You’re with a group of friends and, all of a sudden, something amazing happens and everyone reaches for his or her phone. How do you make your picture stand out? Do your other friends really need 20 of the same exact images uploaded to their social-media feed?
In situations like this, remember that it is a not a race to who can post what first. Quality always trumps quantity and speed. Next time you see something interesting that you’d like to document, take a second and use these five golden rules to take better pictures:
THINK OUTSIDE THE FRAME: When taking pictures of striking buildings and other architecture, try shooting from unexpected angles or going in for details to differentiate your shot from the typical postcard. Also, try to venture off the beaten track to really capture the spirit of a place.

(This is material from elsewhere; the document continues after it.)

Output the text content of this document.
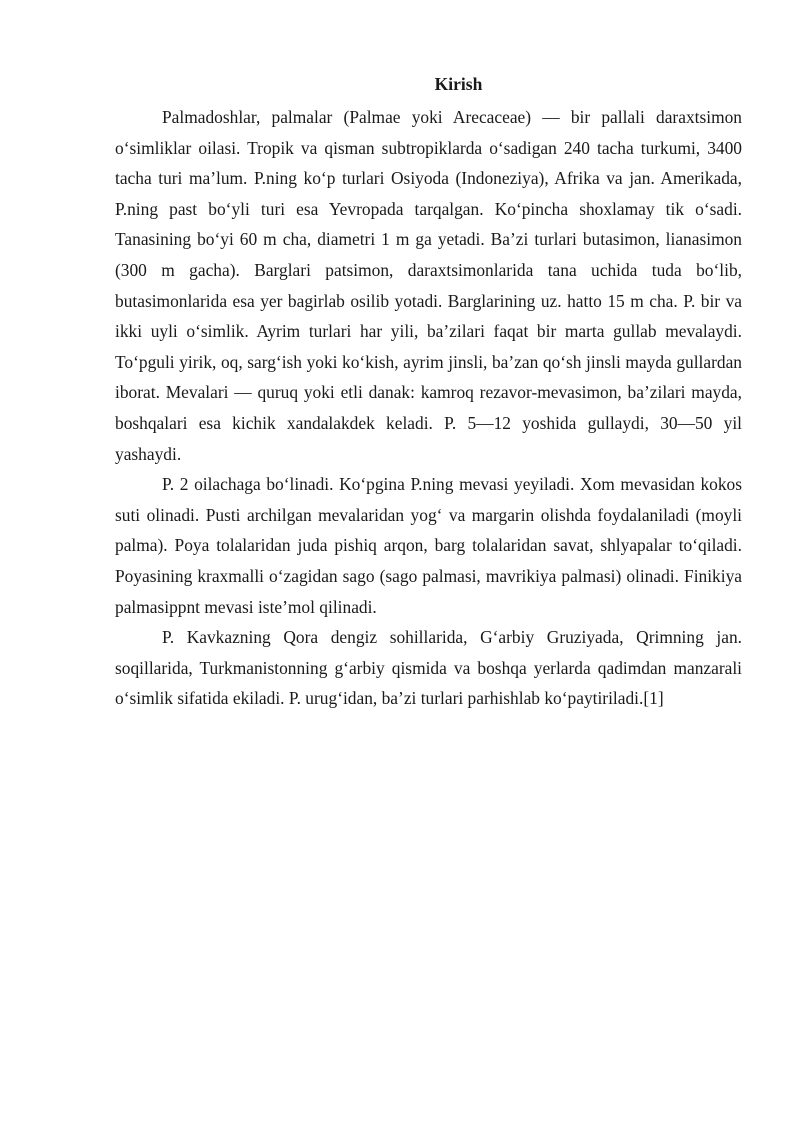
Kirish

Palmadoshlar, palmalar (Palmae yoki Arecaceae) — bir pallali daraxtsimon o‘simliklar oilasi. Tropik va qisman subtropiklarda o‘sadigan 240 tacha turkumi, 3400 tacha turi ma’lum. P.ning ko‘p turlari Osiyoda (Indoneziya), Afrika va jan. Amerikada, P.ning past bo‘yli turi esa Yevropada tarqalgan. Ko‘pincha shoxlamay tik o‘sadi. Tanasining bo‘yi 60 m cha, diametri 1 m ga yetadi. Ba’zi turlari butasimon, lianasimon (300 m gacha). Barglari patsimon, daraxtsimonlarida tana uchida tuda bo‘lib, butasimonlarida esa yer bagirlab osilib yotadi. Barglarining uz. hatto 15 m cha. P. bir va ikki uyli o‘simlik. Ayrim turlari har yili, ba’zilari faqat bir marta gullab mevalaydi. To‘pguli yirik, oq, sarg‘ish yoki ko‘kish, ayrim jinsli, ba’zan qo‘sh jinsli mayda gullardan iborat. Mevalari — quruq yoki etli danak: kamroq rezavor-mevasimon, ba’zilari mayda, boshqalari esa kichik xandalakdek keladi. P. 5—12 yoshida gullaydi, 30—50 yil yashaydi.

P. 2 oilachaga bo‘linadi. Ko‘pgina P.ning mevasi yeyiladi. Xom mevasidan kokos suti olinadi. Pusti archilgan mevalaridan yog‘ va margarin olishda foydalaniladi (moyli palma). Poya tolalaridan juda pishiq arqon, barg tolalaridan savat, shlyapalar to‘qiladi. Poyasining kraxmalli o‘zagidan sago (sago palmasi, mavrikiya palmasi) olinadi. Finikiya palmasippnt mevasi iste’mol qilinadi.

P. Kavkazning Qora dengiz sohillarida, G‘arbiy Gruziyada, Qrimning jan. soqillarida, Turkmanistonning g‘arbiy qismida va boshqa yerlarda qadimdan manzarali o‘simlik sifatida ekiladi. P. urug‘idan, ba’zi turlari parhishlab ko‘paytiriladi.[1]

CATCH THE SNEAKY THINGS THAT LOWER YOUR RESOLUTION: When reproducing a picture — especially if you’re enlarging it — you want to start with a good-quality or high-resolution image. However, several factors can lessen the resolution. First of all, cameras may be set to take pictures at low resolution to save space, so check your settings. Cropping a photo also makes it lower resolution. And taking photos through apps such as Instagram or Facebook often makes files smaller (and just enough for online use). So take the picture with your phone’s camera instead and use the original for whatever app you wish afterward.
OBEY THE RULE OF THIRDS: When taking a picture, imagine that your image is divided into thirds horizontally and vertically — as if you’ve drawn a tic-tac-toe board on it. Rather than putting the subject in the center square, put it in any one of the surrounding squares.
SKIP THE FILTER: Many cameras and phones come with photo-editing capabilities, and apps offer even more options. These can give interesting results, but for the most natural effect, use them with a gentle hand.
REMEMBER THE “GOLDEN” RULE: Shoot at the “golden hours” whenever possible. In the early morning and late in the day, when the sun isn’t as high, the light is softer and subjects are bathed in a flattering light. In the middle of the day, shooting in the shade is more forgiving than bright sunlight, which creates strong shadows.